OK, I get it. I just need to get used to all these uncomfortable feelings. There is a well-known quote by Johann Wolfgang von Goethe that says that until that commitment is place, we hesitate. But once we make that leap to commitment, then all other things will also start to fall into place, what he calls providence. Things will begin to connect, align and be in harmony.

“Until one is committed, there is hesitancy, the chance to draw back, always ineffectiveness. Concerning all acts of initiative and creation, there is one elementary truth the ignorance of which kills countless ideas and splendid plans: that the moment one definitely commits oneself, then providence moves too.” 

I have noticed that he is right, but I’ll share those observations another time. This post is already too long!

So, there you have it. My long commitment story. Whew! Most of my life I have been carried along with other people’s plans and not my own. This is one of the few times when I have made a life-changing decision on my own.

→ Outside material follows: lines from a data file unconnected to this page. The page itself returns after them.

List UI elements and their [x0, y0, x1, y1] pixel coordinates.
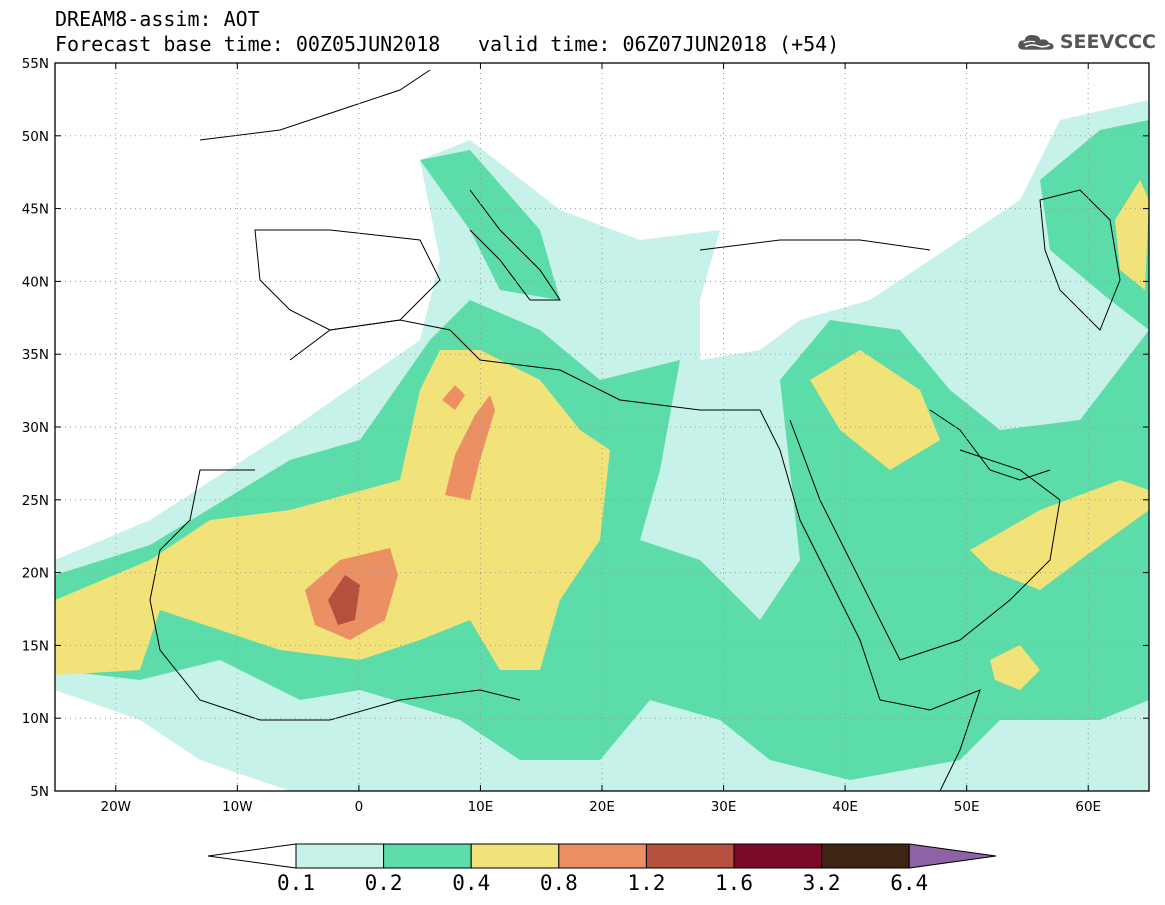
colorbar-label: 0.1 — [277, 871, 315, 895]
coastlines — [149, 69, 1121, 791]
colorbar-box — [821, 843, 910, 869]
caspian-coast — [1039, 189, 1121, 331]
europe-coast — [199, 69, 431, 141]
valid-time: valid time: 06Z07JUN2018 (+54) — [478, 32, 840, 56]
colorbar-arrow-low — [207, 843, 297, 869]
lat-tick-label: 25N — [22, 493, 49, 509]
lon-tick-label: 20E — [589, 799, 615, 815]
axis-tick-labels: 20W 10W 0 10E 20E 30E 40E 50E 60E 5N 10N 15N 20N 25N 3… — [22, 56, 1101, 815]
aot-level-4-region — [445, 395, 495, 500]
lat-tick-label: 30N — [22, 420, 49, 436]
colorbar-label: 1.2 — [627, 871, 665, 895]
colorbar-box — [733, 843, 823, 869]
lon-tick-label: 0 — [355, 799, 364, 815]
map-title: DREAM8-assim: AOT — [55, 7, 260, 31]
horn-africa-coast — [879, 689, 981, 791]
lat-tick-label: 35N — [22, 347, 49, 363]
cloud-icon — [1018, 35, 1054, 50]
lat-tick-label: 40N — [22, 274, 49, 290]
lat-tick-label: 50N — [22, 129, 49, 145]
lat-tick-label: 10N — [22, 711, 49, 727]
lat-tick-label: 5N — [30, 784, 49, 800]
colorbar-label: 0.4 — [452, 871, 490, 895]
axis-ticks — [55, 62, 1149, 792]
lon-tick-label: 10W — [222, 799, 253, 815]
lat-tick-label: 55N — [22, 56, 49, 72]
italy-coast — [469, 189, 561, 301]
colorbar-arrow-high — [908, 843, 997, 869]
lat-tick-label: 45N — [22, 202, 49, 218]
aot-level-3-region — [970, 480, 1149, 590]
arabia-coast — [789, 419, 1061, 661]
colorbar-label: 1.6 — [715, 871, 753, 895]
colorbar-label: 3.2 — [803, 871, 841, 895]
aot-level-2-region — [1040, 120, 1149, 330]
lon-tick-label: 30E — [711, 799, 737, 815]
lon-tick-label: 40E — [832, 799, 858, 815]
colorbar-box — [295, 843, 385, 869]
colorbar-label: 6.4 — [890, 871, 928, 895]
west-africa-coast — [149, 469, 521, 721]
aot-shading — [55, 100, 1149, 791]
lon-tick-label: 20W — [101, 799, 132, 815]
aot-level-5-region — [328, 575, 360, 625]
colorbar-box — [645, 843, 735, 869]
lon-tick-label: 60E — [1075, 799, 1101, 815]
persian-gulf-coast — [929, 409, 1051, 481]
turkey-coast — [699, 239, 931, 251]
colorbar-box — [470, 843, 560, 869]
colorbar-label: 0.8 — [540, 871, 578, 895]
aot-level-4-region — [442, 385, 465, 410]
aot-level-3-region — [1115, 180, 1149, 290]
lon-tick-label: 50E — [954, 799, 980, 815]
logo-text: SEEVCCC — [1059, 31, 1156, 53]
iberia-coast — [254, 229, 441, 331]
red-sea-coast — [759, 409, 881, 701]
colorbar-box — [383, 843, 472, 869]
colorbar-box — [558, 843, 647, 869]
lat-tick-label: 20N — [22, 566, 49, 582]
aot-level-3-region — [810, 350, 940, 470]
colorbar-label: 0.2 — [365, 871, 403, 895]
seevccc-logo: SEEVCCC — [1016, 22, 1156, 62]
colorbar-labels: 0.1 0.2 0.4 0.8 1.2 1.6 3.2 6.4 — [277, 871, 928, 895]
aot-level-2-region — [420, 150, 560, 300]
aot-level-3-region — [990, 645, 1040, 690]
lon-tick-label: 10E — [468, 799, 494, 815]
forecast-base-time: Forecast base time: 00Z05JUN2018 — [55, 32, 441, 56]
colorbar-boxes — [207, 843, 997, 869]
lat-tick-label: 15N — [22, 638, 49, 654]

Have you ever done something like this? What were the consequences for you?

Debbie blog sign off 2018


4 thoughts on “Commitment. What’s that all about?

  1. josiegrace7 says:

    Thx for sharing … I think you are really brave and it’s fantastic that you have worked hard and managed your finances to give yourself this opportunity. Making a living from the things we love most can often turn our passions into a fatigued workhorse BUT I think if one can find a part time job that one enjoys and pursue ones passion too …then the need for finance (to survive) will not hamper ones creativity. just a thought… that’s what I do.

    Liked by 1 person

    • Debs Stott 🌳 Everyday Delights says:

      I’m 110% with you on the idea of NOT making a living from my hobbies/passions because then they become stressful rather than creative. Its wonderful that you are managing to balance your need for money and your passions.
      Obviously I’d love to make money from my writing and photos but I don’t think I’ll focus there, rather I can use those skills elsewhere.
      I’ve been reading a lot of opinions about finding work that answers “what problem can I solve?” as a way of finding meaningful work and contributing to something bigger than myself. That’s where I’m hoping to go. Let’s see if it happens!


      • josiegrace7 says:

        oh yes … i heard a gr8 tedx talk on that… ive tried both ways and i find making money out of my creative passions is soul destroying (for me) … but i do tend to enjoy whatever job i do (so far)… i really miss coaching gymnastics which os weird cos i dont quite fit the mould …my main heartbeat is “I want to make a difference” .. if I cannot make a difference in someone’s life during my journeys I feel unfulfilled.